Indigenisation must be given a boost with a dynamic roadmap for R&D, producing state-of-the-art arms, equipment and technologies to be developed according to laid-down timelines. The news about FDI in defence being raised from the current lowly 26 per cent to 100 per cent is heartening. This will encourage genuine Public-Private Partnership in India. The Defence Acquisition Council (DAC) should be energised and a time-bound review of the Defence Procurement Manual should be affected to identify redundant procedures, reduce duplication and limit the number of agencies involved.
A realistic assessment of the state of readiness of our border infrastructure must be made…
A realistic assessment of the state of readiness of our border infrastructure must be made and timelines drawn to fast track development incorporating private players for road infrastructure, boosting capabilities of the Border Roads Organisation. Sensitive areas along the LAC should not be manned by Central Armed Police Forces (CAPF) like the ITBP under MHA. The task of defending the LAC must be under the MoD. It should be left to the Army to decide what troops to deploy and they should be given additional CAPF, as demanded by them and as found feasible. Considering the illegal immigration, smuggling of arms, narcotics, placing the CAPF deployed along the Bangladesh and Myanmar borders under the command of the nearest Area or Sub Area HQ could be examined.
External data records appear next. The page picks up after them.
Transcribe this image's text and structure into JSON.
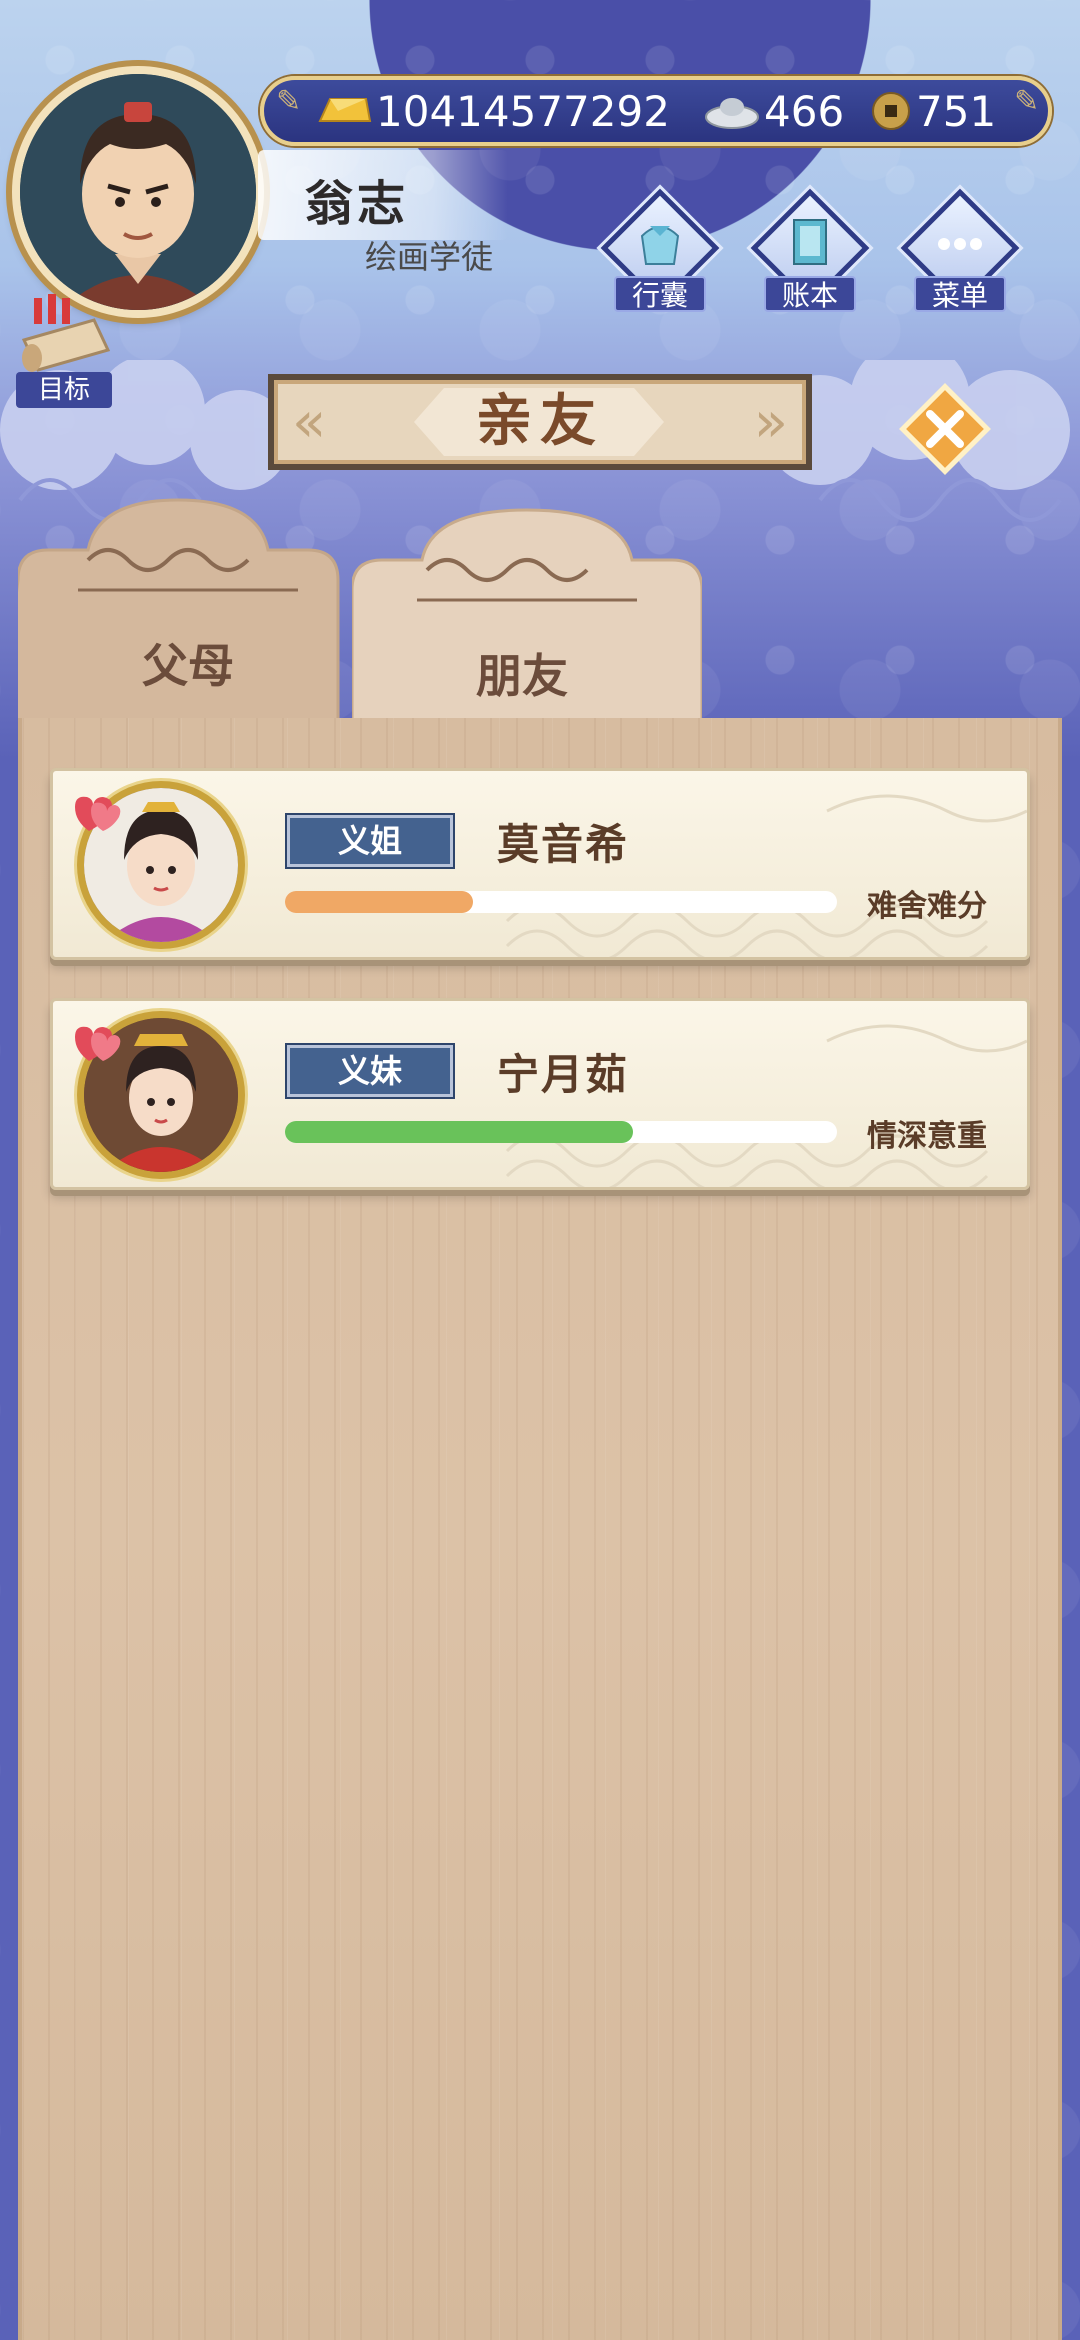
{
  "player": {
    "name": "翁志",
    "title": "绘画学徒"
  },
  "currency": {
    "gold": "10414577292",
    "silver": "466",
    "copper": "751"
  },
  "hud": {
    "bag_label": "行囊",
    "ledger_label": "账本",
    "menu_label": "菜单",
    "goal_label": "目标"
  },
  "page": {
    "title": "亲友"
  },
  "tabs": [
    {
      "label": "父母",
      "active": false
    },
    {
      "label": "朋友",
      "active": true
    }
  ],
  "friends": [
    {
      "relation": "义姐",
      "name": "莫音希",
      "bond": "难舍难分",
      "affection": 0.34,
      "bar_color": "#f0a865"
    },
    {
      "relation": "义妹",
      "name": "宁月茹",
      "bond": "情深意重",
      "affection": 0.63,
      "bar_color": "#69c25a"
    }
  ],
  "colors": {
    "accent_gold": "#e8cf8c",
    "tag_blue": "#44628f",
    "text_brown": "#5a3c28"
  }
}
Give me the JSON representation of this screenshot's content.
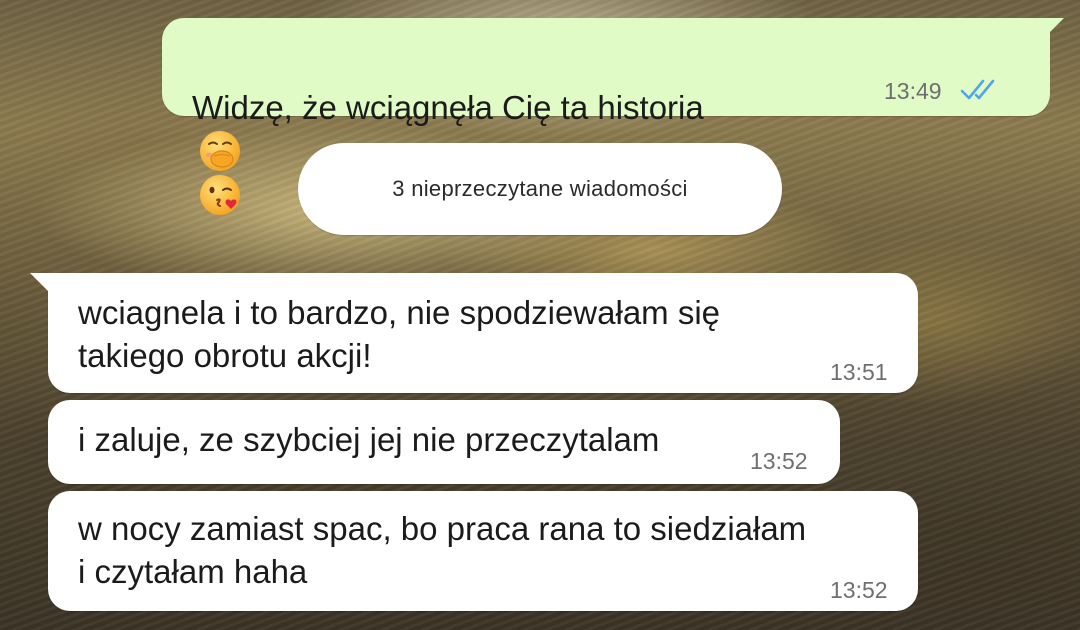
{
  "conversation": {
    "messages": [
      {
        "direction": "outgoing",
        "text": "Widzę, że wciągnęła Cię ta historia",
        "emojis": [
          "face-with-hand-over-mouth-emoji",
          "face-blowing-a-kiss-emoji"
        ],
        "time": "13:49",
        "status": "read",
        "status_icon": "double-check-icon"
      },
      {
        "direction": "incoming",
        "text": "wciagnela i to bardzo, nie spodziewałam się\ntakiego obrotu akcji!",
        "time": "13:51"
      },
      {
        "direction": "incoming",
        "text": "i zaluje, ze szybciej jej nie przeczytalam",
        "time": "13:52"
      },
      {
        "direction": "incoming",
        "text": "w nocy zamiast spac, bo praca rana to siedziałam\ni czytałam haha",
        "time": "13:52"
      }
    ],
    "unread_banner": "3 nieprzeczytane wiadomości"
  },
  "colors": {
    "outgoing_bubble": "#e1fbc6",
    "incoming_bubble": "#ffffff",
    "read_check": "#4fa7e8",
    "timestamp": "#6f6f6f",
    "text": "#1b1b1b"
  }
}
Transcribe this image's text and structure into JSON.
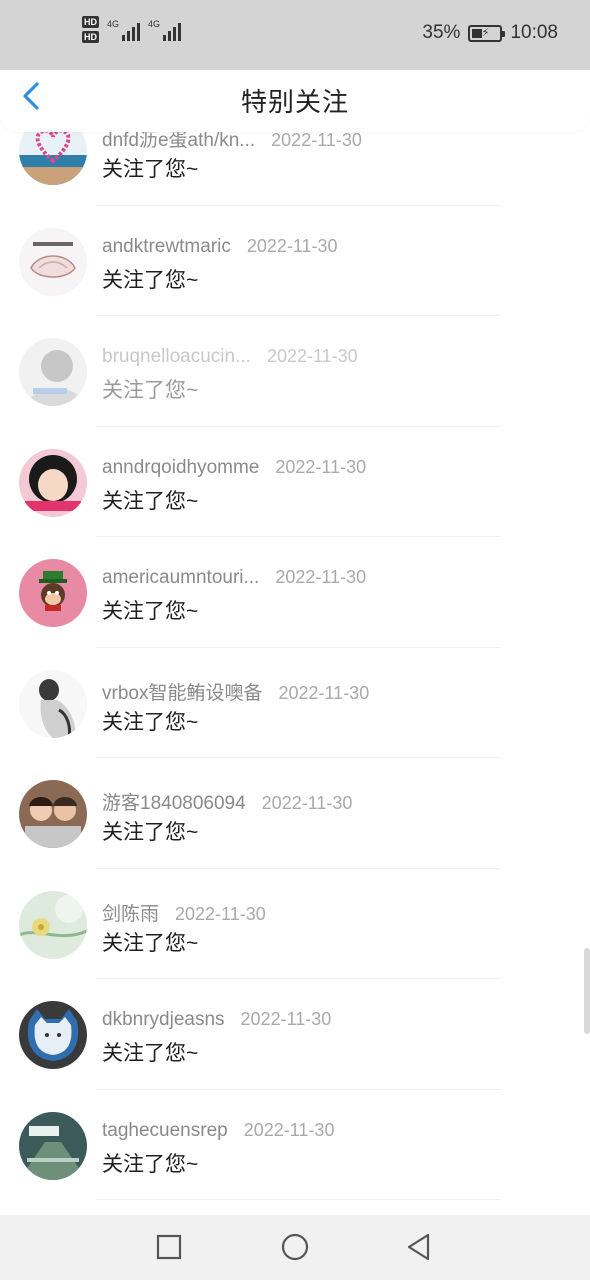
{
  "status_bar": {
    "hd1": "HD",
    "hd2": "HD",
    "net1": "4G",
    "net2": "4G",
    "battery": "35%",
    "battery_level": 0.35,
    "time": "10:08"
  },
  "header": {
    "back_icon": "chevron-left-icon",
    "title": "特别关注"
  },
  "items": [
    {
      "name": "dnfd沥e蛋ath/kn...",
      "date": "2022-11-30",
      "message": "关注了您~",
      "faded": false
    },
    {
      "name": "andktrewtmaric",
      "date": "2022-11-30",
      "message": "关注了您~",
      "faded": false
    },
    {
      "name": "bruqnelloacucin...",
      "date": "2022-11-30",
      "message": "关注了您~",
      "faded": true
    },
    {
      "name": "anndrqoidhyomme",
      "date": "2022-11-30",
      "message": "关注了您~",
      "faded": false
    },
    {
      "name": "americaumntouri...",
      "date": "2022-11-30",
      "message": "关注了您~",
      "faded": false
    },
    {
      "name": "vrbox智能鲔设噢备",
      "date": "2022-11-30",
      "message": "关注了您~",
      "faded": false
    },
    {
      "name": "游客1840806094",
      "date": "2022-11-30",
      "message": "关注了您~",
      "faded": false
    },
    {
      "name": "剑陈雨",
      "date": "2022-11-30",
      "message": "关注了您~",
      "faded": false
    },
    {
      "name": "dkbnrydjeasns",
      "date": "2022-11-30",
      "message": "关注了您~",
      "faded": false
    },
    {
      "name": "taghecuensrep",
      "date": "2022-11-30",
      "message": "关注了您~",
      "faded": false
    }
  ],
  "nav": {
    "recent_icon": "square-recents-icon",
    "home_icon": "circle-home-icon",
    "back_icon": "triangle-back-icon"
  },
  "colors": {
    "accent": "#2f8ee0",
    "status_bar_bg": "#d4d4d4",
    "name_text": "#8a8a8a",
    "message_text": "#1f1f1f"
  }
}
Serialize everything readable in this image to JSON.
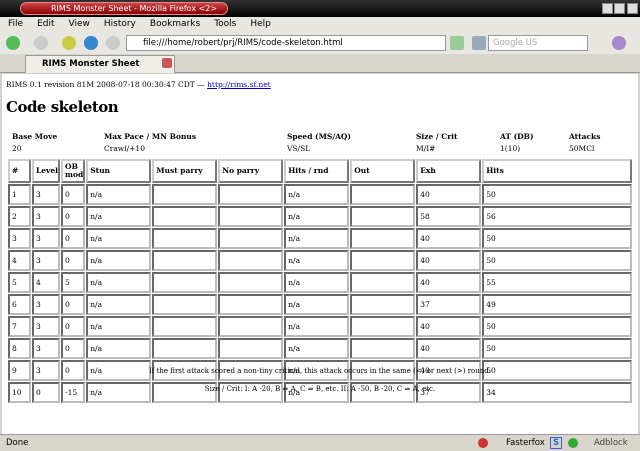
{
  "window": {
    "title": "RIMS Monster Sheet - Mozilla Firefox <2>"
  },
  "menu": [
    "File",
    "Edit",
    "View",
    "History",
    "Bookmarks",
    "Tools",
    "Help"
  ],
  "navbar": {
    "url": "file:///home/robert/prj/RIMS/code-skeleton.html",
    "search_placeholder": "Google US"
  },
  "tab": {
    "label": "RIMS Monster Sheet"
  },
  "page": {
    "revision": "RIMS 0.1 revision 81M 2008-07-18 00:30:47 CDT — ",
    "link": "http://rims.sf.net",
    "title": "Code skeleton",
    "stats": [
      {
        "label": "Base Move",
        "value": "20"
      },
      {
        "label": "Max Pace / MN Bonus",
        "value": "Crawl/+10"
      },
      {
        "label": "Speed (MS/AQ)",
        "value": "VS/SL"
      },
      {
        "label": "Size / Crit",
        "value": "M/I#"
      },
      {
        "label": "AT (DB)",
        "value": "1(10)"
      },
      {
        "label": "Attacks",
        "value": "50MCl"
      }
    ],
    "columns": [
      "#",
      "Level",
      "OB mod",
      "Stun",
      "Must parry",
      "No parry",
      "Hits / rnd",
      "Out",
      "Exh",
      "Hits"
    ],
    "rows": [
      [
        "1",
        "3",
        "0",
        "n/a",
        "",
        "",
        "n/a",
        "",
        "40",
        "50"
      ],
      [
        "2",
        "3",
        "0",
        "n/a",
        "",
        "",
        "n/a",
        "",
        "58",
        "56"
      ],
      [
        "3",
        "3",
        "0",
        "n/a",
        "",
        "",
        "n/a",
        "",
        "40",
        "50"
      ],
      [
        "4",
        "3",
        "0",
        "n/a",
        "",
        "",
        "n/a",
        "",
        "40",
        "50"
      ],
      [
        "5",
        "4",
        "5",
        "n/a",
        "",
        "",
        "n/a",
        "",
        "40",
        "55"
      ],
      [
        "6",
        "3",
        "0",
        "n/a",
        "",
        "",
        "n/a",
        "",
        "37",
        "49"
      ],
      [
        "7",
        "3",
        "0",
        "n/a",
        "",
        "",
        "n/a",
        "",
        "40",
        "50"
      ],
      [
        "8",
        "3",
        "0",
        "n/a",
        "",
        "",
        "n/a",
        "",
        "40",
        "50"
      ],
      [
        "9",
        "3",
        "0",
        "n/a",
        "",
        "",
        "n/a",
        "",
        "40",
        "50"
      ],
      [
        "10",
        "0",
        "-15",
        "n/a",
        "",
        "",
        "n/a",
        "",
        "37",
        "34"
      ]
    ],
    "note1": "If the first attack scored a non-tiny critical, this attack occurs in the same (<) or next (>) round.",
    "note2": "Size / Crit: I: A -20, B ⇒ A, C ⇒ B, etc. II: A -50, B -20, C ⇒ A, etc."
  },
  "statusbar": {
    "text": "Done",
    "fasterfox": "Fasterfox",
    "adblock": "Adblock"
  }
}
Changes as above would provide a boost to defence preparedness, usher in an RMA, evolve requisite strategies and policies including for national security, response to asymmetric war, defence procurements, R&D, technology acquisition and reorganising the defence-industrial base. Development and economic progress are undoubtedly priority tasks for the new government but national defence and security issues must be given equal importance if India is to gain its rightful place in the comity of nations.